Understanding Apple’s car strategy

“The basic word on the street is Apple has a secret lab and has various car prototypes they are working on with the idea of creating an actual car that would have an Apple logo on it. While this speculation is interesting, count me as one of the serious skeptics on Apple actually making a branded car and selling it as a stand-alone vehicle regardless of how smart it could be,” Tim Bajarin writes for Tech.pinions. “If they really wanted to get into the smart car business, just buy Tesla and work with them to add Apple’s intelligence and services to this vehicle. Clearly, they have the money to do this if it was strategic to their future.”

“I believe Apple’s plans are much grander than doing their own car,” Bajarin writes. “I do believe Apple has car prototypes in their labs as some have suggested. But I believe they are there to help them create a radical smart/intelligent connected car architectural design that could be licensed to all car companies or be part of an integrated solution. They would work with car companies to customize future models that would be smarter and perhaps safer than any car on the market today. The operative word here is safer.”

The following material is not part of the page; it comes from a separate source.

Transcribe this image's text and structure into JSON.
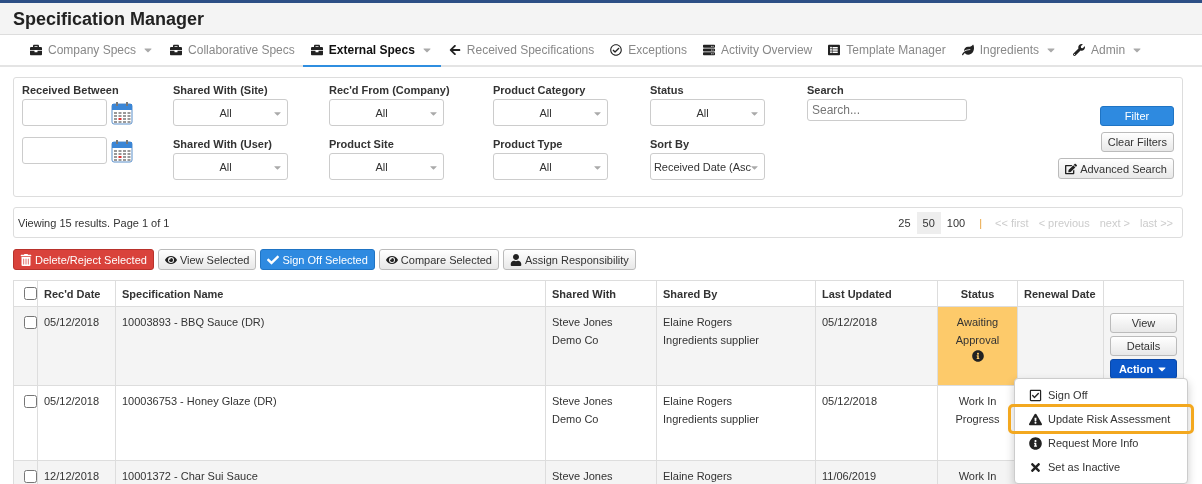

“What if Apple was able to present to car makers a rich solution behind iOS that connects sensors and cameras along with music, apps and services that helps them create a car that has multiple cameras as well as a 360 degree camera on top so there are never any blind spots,” Bajarin writes. “Sensors inside and out could be used to add additional safety features including collision avoidance and the like. Add to that the music and entertainment features that are part of iOS as well as the fact that iOS is a platform app developers could create apps for a car. Apple could create the architecture that sits at the center of all future smart cars.”

Much more in the full article – highly recommendedhere.

MacDailyNews Take: Would the vehicle makers really work with Apple and actually cede the “brains” of their vehicles to Apple? Or would they fight them tooth and nail as it seems we are seeing in the media realm with Apple’s difficulty putting together the deal to launch an Internet TV service?

24 Comments

  1. If Apple want to build a car, they need to stay free from the encumbrances of the legacy auto industry. Partnering or buying an existing brand would thrown them into the dealership quagmire. By never having had a franchise dealership arrangement they’re not subject to the laws that were set up to protect franchised dealers from the machinations of the auto manufacturers. Some states are dragging their feet, but they will not prevail in forcing Tesla (or Apple) to grant franchises.

    Apple needs to be free to sell direct through company owned stores. That is the path to higher margins for them in an auto business. No accelerated production to put lots of inventory on dealer lots, only to cut back production while the dealers try to sell off what they have in their lots. Just a nice, efficient production channel that builds to order. Electric cars won’t turn into clapped-out hulks that need to be replaced every four years. Once they put monkey-motion of franchised dealerships in the loop they loose control of the customers experience and the result will be a lot of very sour Apples, low margins and way too much stupid for Apple.

  2. I’m of the mind that they will either come up with something big or they’ll pack it in at some point.

    I mean whats the point of chasing Bosch ??? They need to bring something better than whats already here.

  3. If Tim Cook and Co., think they have the car figured out beyond entertainment, they need to produce their own car. CarPlay is turning into a ROKR-Sears/CompUSA/Best buy type situation. Apple has shown they do better own their own with iPhone and Apple Retail.

    People just don’t get Apple.

  4. Bajarin is barking up the wrong tree.
    He often does.
    Existing car tech is widely understood. Much of this becomes redundant for cars powered by electricity. A more likely business proposition would be Apple to continue with its wildly successful ‘Designed by Apple in California’ business model. All this means is that a vehicle is designed using existing best practice for the mechanicals (the running gear) and overlaying that with Apple’s unique secret sauce for want of a better expression. With the current state of the art in engineering modelling of key component behaviours, it would not be difficult for Apple to design a chassis, bodywork and running gear that could be built in China after deep testing of its dynamic behaviour using existing modelling software.
    Once such a chassis was field-tested and finalised, simply add the drive unit(s) and electronics and bing bang boom you might have a car that is the new exemplar of safe, exciting, economical motoring.
    The existing Apple design/prototype and contracted-out manufacture model is tried and tested. Add an optimal outsourced diesel engine and you have potentially a fine, state of the art highly desirable hybrid car.
    I agree with commenters who rightly point out that it would be commercial suicide for any existing automaker to partner with Apple in the way that Bajarin rather naively suggests. This is such an important market and with the transition away from hydrocarbon liquid fuels, this is the ideal entry time for a major reinvention and disruption of one of the largest and most important markets in the world.
    Never mind a computer for everyone. Such a development could mean transportation for all.
    It would have to be sensibly priced though if it were to become a true folks wagon.